Racha Darwich , Mercredi, 27 juillet 2022

L’ingénieur Ossama Kamal, ancien ministre du Pétrole, revient sur le rôle de l’Egypte pour soutenir l’Europe dans sa crise énergétique.

Ossama Kamal,

Al-Ahram Hebdo : Le dossier de l’énergie a occupé une place importante dans la tournée du président Sissi en Europe. Quelles solutions peut présenter l’Egypte à l’Europe dans sa crise énergétique ?

Ossama Kamal: Au cours des dernières années, l’Egypte est devenue un centre gazier en Méditerranée orientale tout comme Chypre et Israël. L’Egypte possède deux unités de liquéfaction à Edkou et Damiette. Le gaz peut être exporté vers l’Europe. Dans ce contexte, l’Egypte peut combler en partie le manque de gaz russe grâce à sa puissante infrastructure et ses énormes réserves. En effet, grâce au gisement Zohr, les réserves de l’Egypte s’élèvent à 90 milliards de pieds cubes.

L’Europe consomme près de 240 milliards de m3 de gaz par an, dont 40% proviennent de la Russie, soit près de 100 milliards de m3 par an. L’Egypte peut présenter à l’Europe 2 à 3 milliards de pieds cubes par jour, soit près d’un milliard de pieds cubes par an, c’est-à-dire près de 10% de ses besoins.

—  Outre le gaz naturel, quelles sont les autres sources d’énergie que l’Egypte peut exporter vers l’Europe ?

— L’Egypte bénéficie d’un ensoleillement extrêmement élevé qui lui assure un excédent d’électricité de 22 gigawatts/heure. Je pense que pendant un an, grâce à un raccordement électrique avec l’Europe, l’Egypte peut exporter cet excédent d’électricité. Ce raccordement peut être créé en l’espace de 6 ou 8 mois. Au cours de la tournée du président Sissi en Europe, ce sujet a été discuté et l’Union européenne s’est déclarée disposée à financer immédiatement ce raccordement.

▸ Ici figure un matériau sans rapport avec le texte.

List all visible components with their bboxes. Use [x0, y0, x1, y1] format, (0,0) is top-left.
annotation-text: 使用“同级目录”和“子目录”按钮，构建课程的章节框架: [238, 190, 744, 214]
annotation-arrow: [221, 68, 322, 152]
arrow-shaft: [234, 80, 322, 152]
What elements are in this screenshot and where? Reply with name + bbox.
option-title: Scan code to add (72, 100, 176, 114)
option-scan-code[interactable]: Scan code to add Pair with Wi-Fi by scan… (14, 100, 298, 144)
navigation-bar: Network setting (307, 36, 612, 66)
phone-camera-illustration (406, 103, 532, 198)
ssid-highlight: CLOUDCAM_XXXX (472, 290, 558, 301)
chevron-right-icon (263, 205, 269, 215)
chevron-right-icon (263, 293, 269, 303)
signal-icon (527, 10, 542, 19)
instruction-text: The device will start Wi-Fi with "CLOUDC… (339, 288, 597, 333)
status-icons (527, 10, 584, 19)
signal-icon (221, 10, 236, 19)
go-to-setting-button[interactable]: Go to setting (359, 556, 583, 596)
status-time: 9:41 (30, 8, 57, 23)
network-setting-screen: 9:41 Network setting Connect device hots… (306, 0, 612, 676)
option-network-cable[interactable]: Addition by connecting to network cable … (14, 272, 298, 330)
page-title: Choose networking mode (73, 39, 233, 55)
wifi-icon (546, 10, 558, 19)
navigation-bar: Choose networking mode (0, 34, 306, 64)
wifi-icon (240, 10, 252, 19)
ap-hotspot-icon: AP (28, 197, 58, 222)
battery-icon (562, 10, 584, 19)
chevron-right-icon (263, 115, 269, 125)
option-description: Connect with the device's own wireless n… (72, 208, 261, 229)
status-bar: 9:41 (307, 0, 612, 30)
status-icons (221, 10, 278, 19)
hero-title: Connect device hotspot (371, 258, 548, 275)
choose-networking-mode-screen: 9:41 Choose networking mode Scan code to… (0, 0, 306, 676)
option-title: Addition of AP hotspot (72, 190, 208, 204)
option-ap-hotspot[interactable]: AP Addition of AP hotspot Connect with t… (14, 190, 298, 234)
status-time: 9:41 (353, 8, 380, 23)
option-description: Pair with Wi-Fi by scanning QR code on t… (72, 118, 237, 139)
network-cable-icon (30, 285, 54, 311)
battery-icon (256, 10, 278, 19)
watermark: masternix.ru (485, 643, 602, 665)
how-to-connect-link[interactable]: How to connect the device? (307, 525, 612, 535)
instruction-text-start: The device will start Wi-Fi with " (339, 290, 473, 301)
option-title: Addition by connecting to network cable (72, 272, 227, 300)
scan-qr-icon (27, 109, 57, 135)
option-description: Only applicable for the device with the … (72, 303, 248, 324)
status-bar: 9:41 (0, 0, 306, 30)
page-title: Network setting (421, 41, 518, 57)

Il s’agit là de solutions rapides vu que l’électricité existe déjà et qu’elle peut être transférée grâce à une ligne électrique à partir des frontières égypto-libyennes vers Chypre pour arriver directement en Europe. Ce qui peut assurer une partie importante des besoins électriques du continent. Dans ce contexte, l’Europe est prête à financer des stations d’énergie solaires qui fonctionneront 24h sur 24, 7 jours sur 7, contrairement aux panneaux photovoltaïques qui ne fonctionnent qu’en cas d’ensoleillement. Ces stations peuvent produire d’énormes quantités d’électricité dans le désert occidental pour être exportées en tant qu’énergie propre vers l’Europe via des câbles maritimes. Le Maroc et la Mauritanie ont déjà effectué des projets similaires et alimentent l’Espagne en électricité. A travers cette énergie propre et renouvelable, il est également possible de produire l’hydrogène vert, l’un des principaux éléments de la fabrication de l’ammoniac vert, le principal composant des engrais. Lorsque l’Europe a boycotté en partie le gaz russe, le manque de gaz a entraîné une énorme hausse des prix des engrais. Un fait qui a fortement impacté les chaînes alimentaires. Par conséquent, la production de l’ammoniac vert à partir de l’hydrogène vert produit à partir de cette énergie électrique contribuera à combler le fossé alimentaire et atténuer la hausse des prix des denrées alimentaires.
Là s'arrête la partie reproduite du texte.